Na banguela


Antes de sair do Chile pela última vez passamos por um posto de gasolina, não andamos um quilômetro e resolvemos que a melhor ideia seria voltar e garantir uns litros a mais antes de passar a fronteira. Então, fomos lá e abastecemos um pouco, tão pouco que até o frentista estranhou. O gps indicava que não faltava tanto para o próximo posto, do outro lado da fronteira.

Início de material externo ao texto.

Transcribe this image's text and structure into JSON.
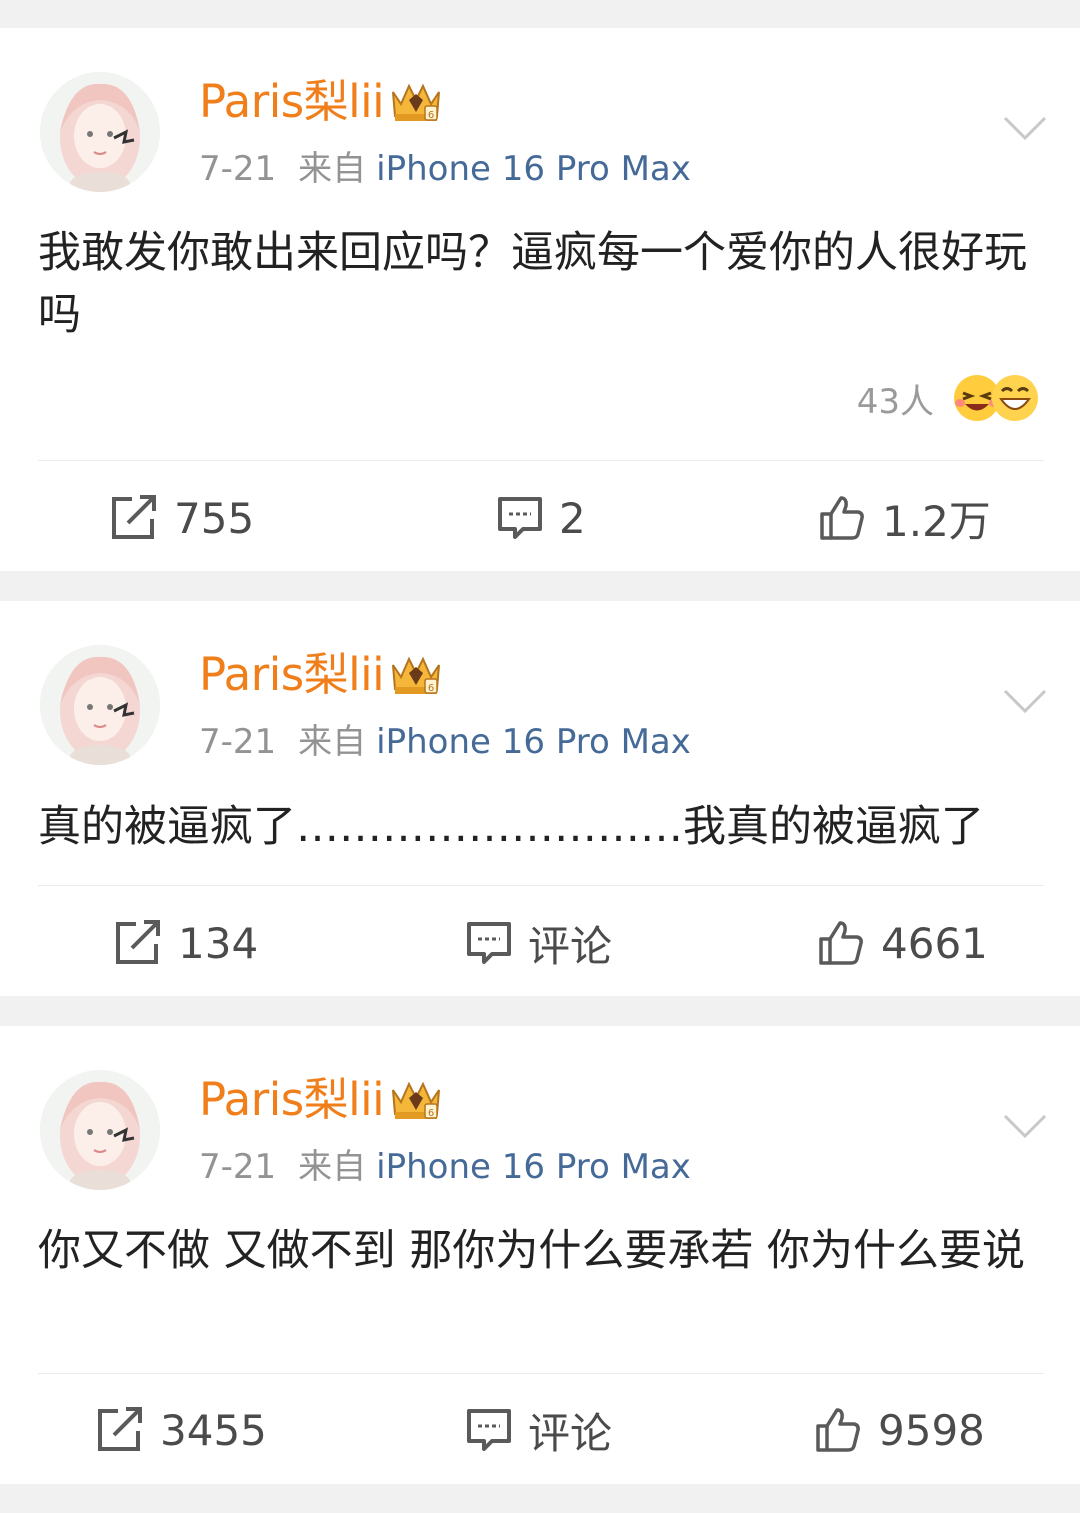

Começamos a subir, subir e subimos mais um pouco. Paramos para almoçar no que parecia uma parada de caminhões, comemos, descansamos e descansamos o carro também. Nos preparamos para seguir adiante na subida sem fim. Quando vi do que se tratava o caminho dos "los caracoles", cheguei a duvidar da Matilda, mas ela superou todas as expectativas e enfrentou bravamente todas as curvas.

Quando passamos dos famosos caracóis, encontramos mais algumas centenas de metros que precisavam ser enfrentados, a 20km/h subimos a quase 4000m de altitude. Resumindo, com todo o esforço do carro nesse trecho, o meio tanque foi para a marca da reserva rapidinho. Sem problemas, estamos a 70km da cidade e o gps marca um posto daqui a 10km. Bom, o posto de fato existia, assim, no passado. Passamos por um complexo quase que todo abandonado, os hotéis fechados, ninguém na rua e o posto fechado a tanto tempo que ninguém lembrava quando ele funcionou pela última vez.

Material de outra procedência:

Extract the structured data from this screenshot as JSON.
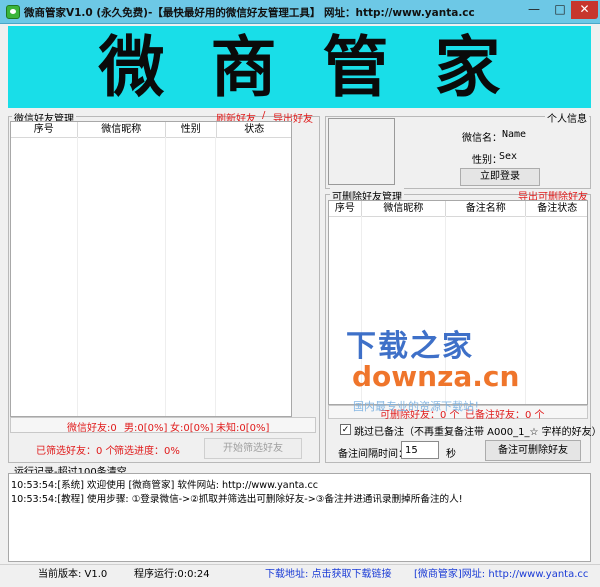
{
  "window": {
    "title": "微商管家V1.0 (永久免费)-【最快最好用的微信好友管理工具】 网址：http://www.yanta.cc",
    "min": "—",
    "max": "□",
    "close": "✕"
  },
  "banner": {
    "text": "微商管家"
  },
  "friends_panel": {
    "title": "微信好友管理",
    "refresh_link": "刷新好友",
    "separator": "/",
    "export_link": "导出好友",
    "columns": [
      "序号",
      "微信昵称",
      "性别",
      "状态"
    ],
    "stats": {
      "friends": "微信好友:0",
      "male": "男:0[0%]",
      "female": "女:0[0%]",
      "unknown": "未知:0[0%]"
    },
    "filtered": "已筛选好友：0 个",
    "progress": "筛选进度：0%",
    "filter_button": "开始筛选好友"
  },
  "profile": {
    "title": "个人信息",
    "name_label": "微信名：",
    "name_value": "Name",
    "gender_label": "性别：",
    "gender_value": "Sex",
    "login_button": "立即登录"
  },
  "deletable_panel": {
    "title": "可删除好友管理",
    "export_link": "导出可删除好友",
    "columns": [
      "序号",
      "微信昵称",
      "备注名称",
      "备注状态"
    ],
    "stats": {
      "deletable": "可删除好友：0 个",
      "remarked": "已备注好友：0 个"
    },
    "skip_checkbox_label": "跳过已备注（不再重复备注带 A000_1_☆ 字样的好友）",
    "skip_checked": true,
    "interval_label": "备注间隔时间：",
    "interval_value": "15",
    "interval_unit": "秒",
    "remark_button": "备注可删除好友"
  },
  "log": {
    "title": "运行记录-超过100条清空",
    "lines": [
      "10:53:54:[系统] 欢迎使用 [微商管家]  软件网站: http://www.yanta.cc",
      "10:53:54:[教程] 使用步骤: ①登录微信->②抓取并筛选出可删除好友->③备注并进通讯录删掉所备注的人!"
    ]
  },
  "statusbar": {
    "version": "当前版本: V1.0",
    "runtime": "程序运行:0:0:24",
    "download": "下载地址: 点击获取下载链接",
    "site": "[微商管家]网址: http://www.yanta.cc"
  },
  "watermark": {
    "cn": "下载之家",
    "en": "downza.cn",
    "sub": "国内最专业的资源下载站！"
  },
  "colors": {
    "banner_bg": "#19dee8",
    "titlebar_bg": "#6dc8e6",
    "accent_red": "#e01b1b",
    "link_blue": "#1a3bd6"
  }
}
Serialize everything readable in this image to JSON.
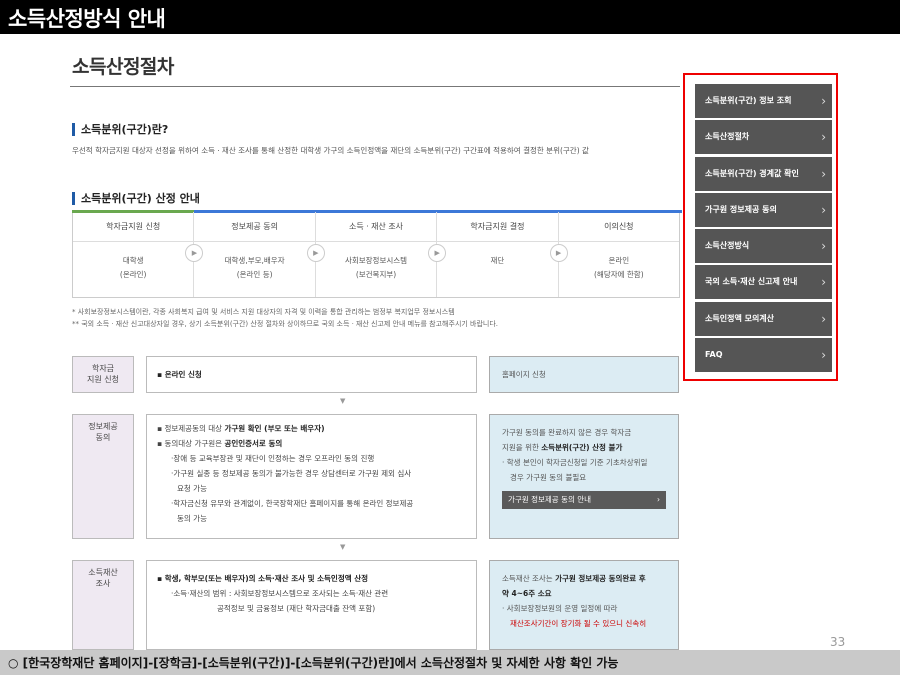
{
  "banner": {
    "title": "소득산정방식 안내"
  },
  "page": {
    "heading": "소득산정절차"
  },
  "section1": {
    "title": "소득분위(구간)란?",
    "desc": "우선적 학자금지원 대상자 선정을 위하여 소득ㆍ재산 조사를 통해 산정한 대학생 가구의 소득인정액을 재단의 소득분위(구간) 구간표에 적용하여 결정한 분위(구간) 값"
  },
  "section2": {
    "title": "소득분위(구간) 산정 안내",
    "steps": [
      {
        "head": "학자금지원 신청",
        "line1": "대학생",
        "line2": "(온라인)"
      },
      {
        "head": "정보제공 동의",
        "line1": "대학생,부모,배우자",
        "line2": "(온라인 등)"
      },
      {
        "head": "소득ㆍ재산 조사",
        "line1": "사회보장정보시스템",
        "line2": "(보건복지부)"
      },
      {
        "head": "학자금지원 결정",
        "line1": "재단",
        "line2": ""
      },
      {
        "head": "이의신청",
        "line1": "온라인",
        "line2": "(해당자에 한함)"
      }
    ],
    "arrow_glyph": "▶",
    "notes": [
      "* 사회보장정보시스템이란, 각종 사회복지 급여 및 서비스 지원 대상자의 자격 및 이력을 통합 관리하는 범정부 복지업무 정보시스템",
      "** 국외 소득ㆍ재산 신고대상자일 경우, 상기 소득분위(구간) 산정 절차와 상이하므로 국외 소득ㆍ재산 신고제 안내 메뉴를 참고해주시기 바랍니다."
    ]
  },
  "rows": {
    "apply": {
      "label1": "학자금",
      "label2": "지원 신청",
      "main": "▪ 온라인 신청",
      "side": "홈페이지 신청"
    },
    "consent": {
      "label1": "정보제공",
      "label2": "동의",
      "l1_pre": "▪ 정보제공동의 대상 ",
      "l1_bold": "가구원 확인 (부모 또는 배우자)",
      "l2_pre": "▪ 동의대상 가구원은 ",
      "l2_bold": "공인인증서로 동의",
      "l3": "·장애 등 교육부장관 및 재단이 인정하는 경우 오프라인 동의 진행",
      "l4": "·가구원 실종 등 정보제공 동의가 불가능한 경우 상담센터로 가구원 제외 심사",
      "l5": "요청 가능",
      "l6": "·학자금신청 유무와 관계없이, 한국장학재단 홈페이지를 통해 온라인 정보제공",
      "l7": "동의 가능",
      "s1": "가구원 동의를 완료하지 않은 경우 학자금",
      "s2_pre": "지원을 위한 ",
      "s2_bold": "소득분위(구간) 산정 불가",
      "s3": "· 학생 본인이 학자금신청일 기준 기초차상위일",
      "s4": "경우 가구원 동의 불필요",
      "button": "가구원 정보제공 동의 안내",
      "button_chev": "›"
    },
    "survey": {
      "label1": "소득재산",
      "label2": "조사",
      "l1": "▪ 학생, 학부모(또는 배우자)의 소득·재산 조사 및 소득인정액 산정",
      "l2": "·소득·재산의 범위 : 사회보장정보시스템으로 조사되는 소득·재산 관련",
      "l3": "공적정보 및 금융정보 (재단 학자금대출 잔액 포함)",
      "s1_pre": "소득재산 조사는 ",
      "s1_bold": "가구원 정보제공 동의완료 후",
      "s2": "약 4~6주 소요",
      "s3": "· 사회보장정보원의 운영 일정에 따라",
      "s4": "재산조사기간이 장기화 될 수 있으니 신속히"
    },
    "down_glyph": "▼"
  },
  "side_menu": {
    "items": [
      "소득분위(구간) 정보 조회",
      "소득산정절차",
      "소득분위(구간) 경계값 확인",
      "가구원 정보제공 동의",
      "소득산정방식",
      "국외 소득·재산 신고제 안내",
      "소득인정액 모의계산",
      "FAQ"
    ],
    "chevron": "›",
    "highlight_color": "#e00000"
  },
  "footer": {
    "page_number": "33",
    "caption": "○ [한국장학재단 홈페이지]-[장학금]-[소득분위(구간)]-[소득분위(구간)란]에서 소득산정절차 및 자세한 사항 확인 가능"
  }
}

De fato chegamos na reserva, 5 litros que fazem 50km, faltavam 60km para a cidade. Recebemos a dica bem certa, só vai ter descida, põe no ponto morto que você chega. Pronto, seguimos as recomendações e no ponto chegamos em um posto policial, perguntamos quanto faltava para um posto (só para confirmar) e ele falou o que o gps marcava 53km. Até que o policiais olharam para a gente e falaram "vai no ponto morto" (falaram em espanhol, claro). Descida, depois de descida e mais um pouco de descida. Chegamos na cidade com gasolina o suficiente para tentar achar o posto mais barato e encher o tanque.

Ufa!

Continuamos viagem na esperança de encontrar um posto barato, o sul da Argentina tem gasolina por A$10 e na região de Mendoza você não encontra por menos de A$15. Tivemos que nos adaptar aos novos valores, até que o gps nos passou a perna mais uma vez. Em um dia de ficar na estrada, aqueles dias super cansativos que você fica 8h dirigindo, o ponteiro ameaçou baixar do meio tanque mais uma vez. O posto que estava mapeado pelo caminho estava fechado para reforma, 70km até uma suposta cidade, 110km até uma cidade de fato.

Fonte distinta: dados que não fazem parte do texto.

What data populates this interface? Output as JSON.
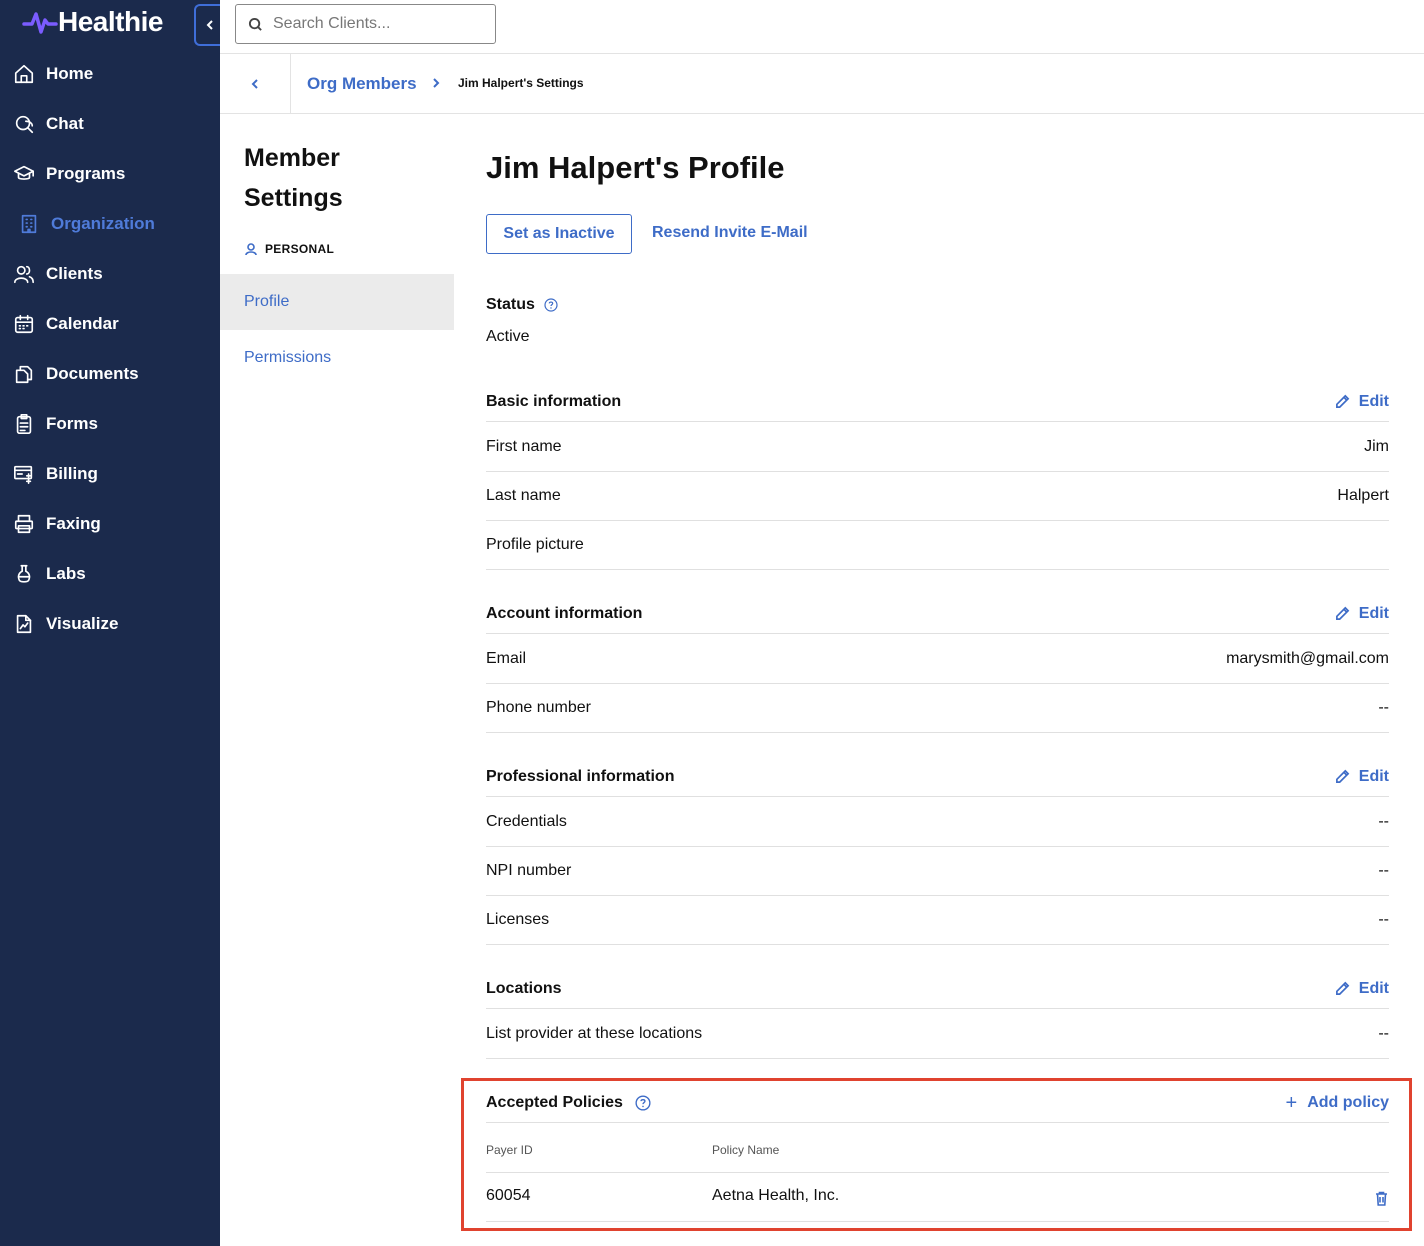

Nada disso seria problema se para chegar na cidade mais uma serra nos separava. Subida, subida, devagarinho na primeira, segunda marcha. O morro estava da metade quando a Matilda avisou, reserva outra vez. Desta vez não tinha jeito, a primeira atitude? Procurar uma caneta com carga completa e começar a rabiscar NAFTA nas folhas do caderno.

A cada quilômetro vencido, reduzia o espaço que teríamos que percorrer de bicicleta atrás de mais gasolina. Até que a serra acabou e faltando 30km para a suposta "cidade" marcada pelas placas e pelo gps, voltamos ao truque da banguela. A alegria de poder vencer cada quilômetro e só pensando em como isso de "viver no limite do tanque de combustível" poderia fazer mal para o carro. Com fé seguimos e vencemos todos os quilômetros que nos separavam da tal cidade. Quando chegamos a surpresa, era apenas um paradouro. Tinha lanchonete e tinha gasolina (direto do carro do dono).

Como não aprendemos com tantas lições, e o preço tava um pouco fora do orçamento, pegamos o suficiente para chegar no posto que estava 46km dali. Chegamos no posto, abastecemos um pouco. Andamos mais um pouco, até o centro da cidade e abastecemos todo o tanque, mais o galão reserva. Esse dia foi um dos mais difíceis, além de passar por todo o problema de mais um dia na banguela, tivemos que sair da rota para o norte e nos vimos no meio de San Juan, muito mais perto de Córdoba do que o desejado.

Tentamos um camping fechado, mas a mulher achou melhor não abrir exceção para a gente. Continuamos na estrada até escurecer, mais 200km pela frente. Quase chegamos nos 500km rodados, mas faltaram dois. Um posto de gasolina ao lado de um posto policial parecia (e foi) o lugar perfeito para a noite. E antes de pegar no sono, na 65ª noite da viagem, parecia que o dia da banguela tinha sido dias atrás.